Wednesday, July 09, 2014

The Big Defeat

Ouch! That smarts. Some days it is clear on the morning after that the team would have been better off to not show up for the game. Yesterday, one of the World Cup semifinals ended in humiliating defeat for the home team. Nebraska fans have suffered similar defeats in the past, as have most any team with passionate fans. The big defeat hurts in a way we may not be able to explain. After all, I or you was not the one out on the field when the team lost so badly. Why do we tend to take such defeats so personally? Well, it may be that we are bigger than ourselves. We vicariously become members of the team. After that, we are on for the long ride, sometimes of victory and other times we suffer the big defeat. Some teams have never won the big championship game. Others are doomed to a kind of forever mediocrity, but all teams have their fans along for the journey. Some fans are proud of their faithfulness to the team. Other fans are only there when the team does well. Then we have that other sort of team, you know, the one you are on now.
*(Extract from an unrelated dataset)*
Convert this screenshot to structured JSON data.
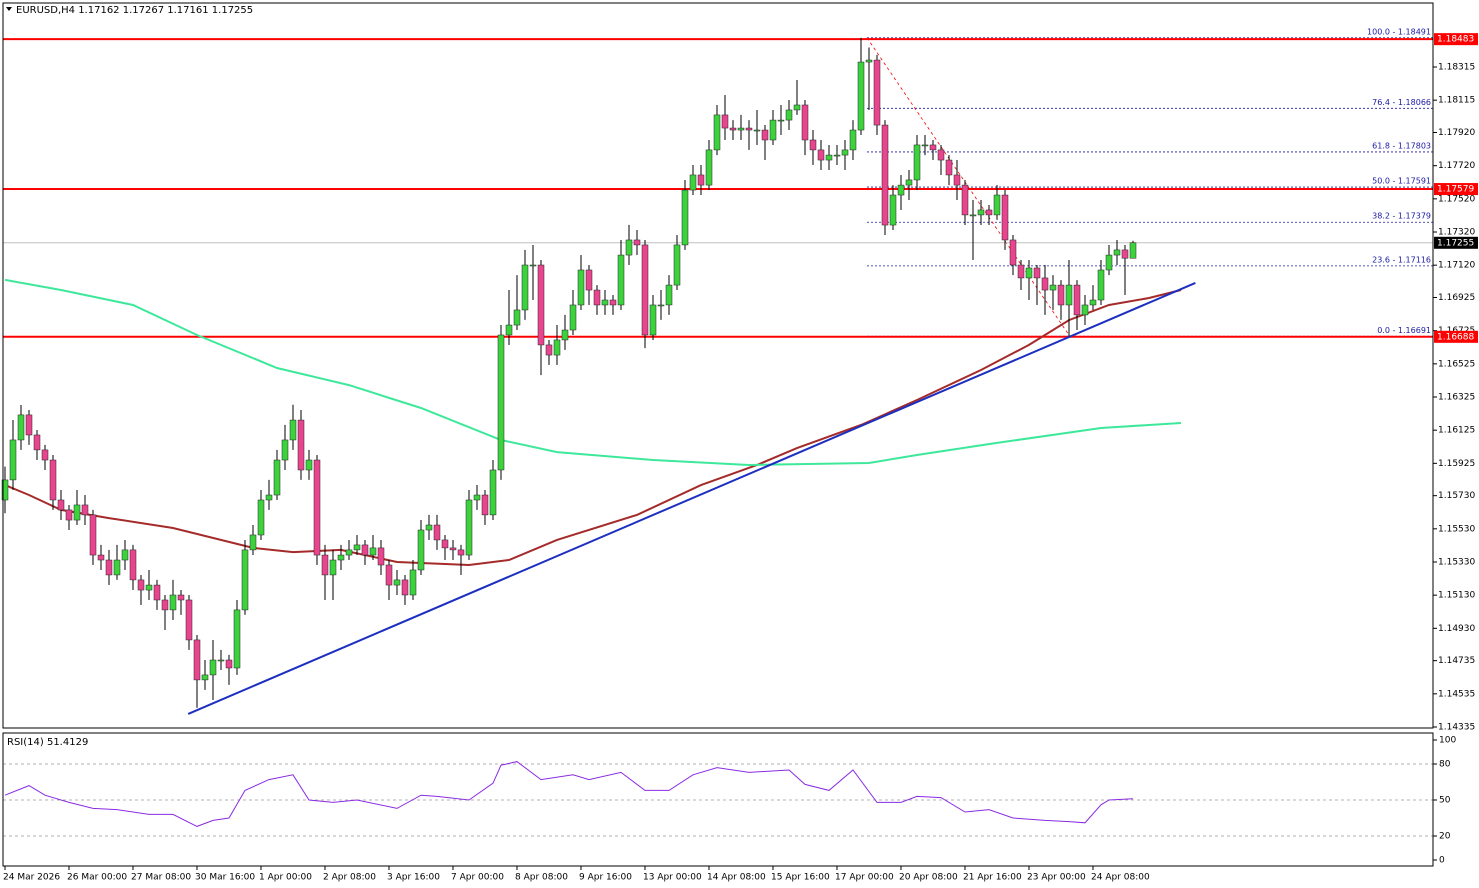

The season is not over, yet the team owner said that he won the championship. Eh? Yes, we read the verse not very long ago, John 16:33. Jesus said, "...Be of good cheer, for I have overcome the world." Does the world look overcome to you and me? No, not when such terrible defeats come to us in this life. We pray for the company to do well, and it fails into bankruptcy. We pray for the young couple to have a long and happy marriage, and it falls apart in a bitter divorce. We thank God for the good job we have held for years, and then the company gives us the boot. We may watch a beloved parent fall into terrible illness from which he or she does not recover. Young men and women are lost to us in accidents, wars, or sometimes for seemingly no reason at all. Yet, Jesus said that He had overcome the world. How is this possible? What does our Lord see that we do not? Like maybe eternity, perhaps? However, Jesus did not say that He would overcome, He said, "I have overcome".

I wonder, maybe those things we see as defeats are in fact carefully managed trials like God did with Job. It may very well be that we are wrong when we think of some event or season as a loss, when in fact it was a mere training exercise for eternity with Christ.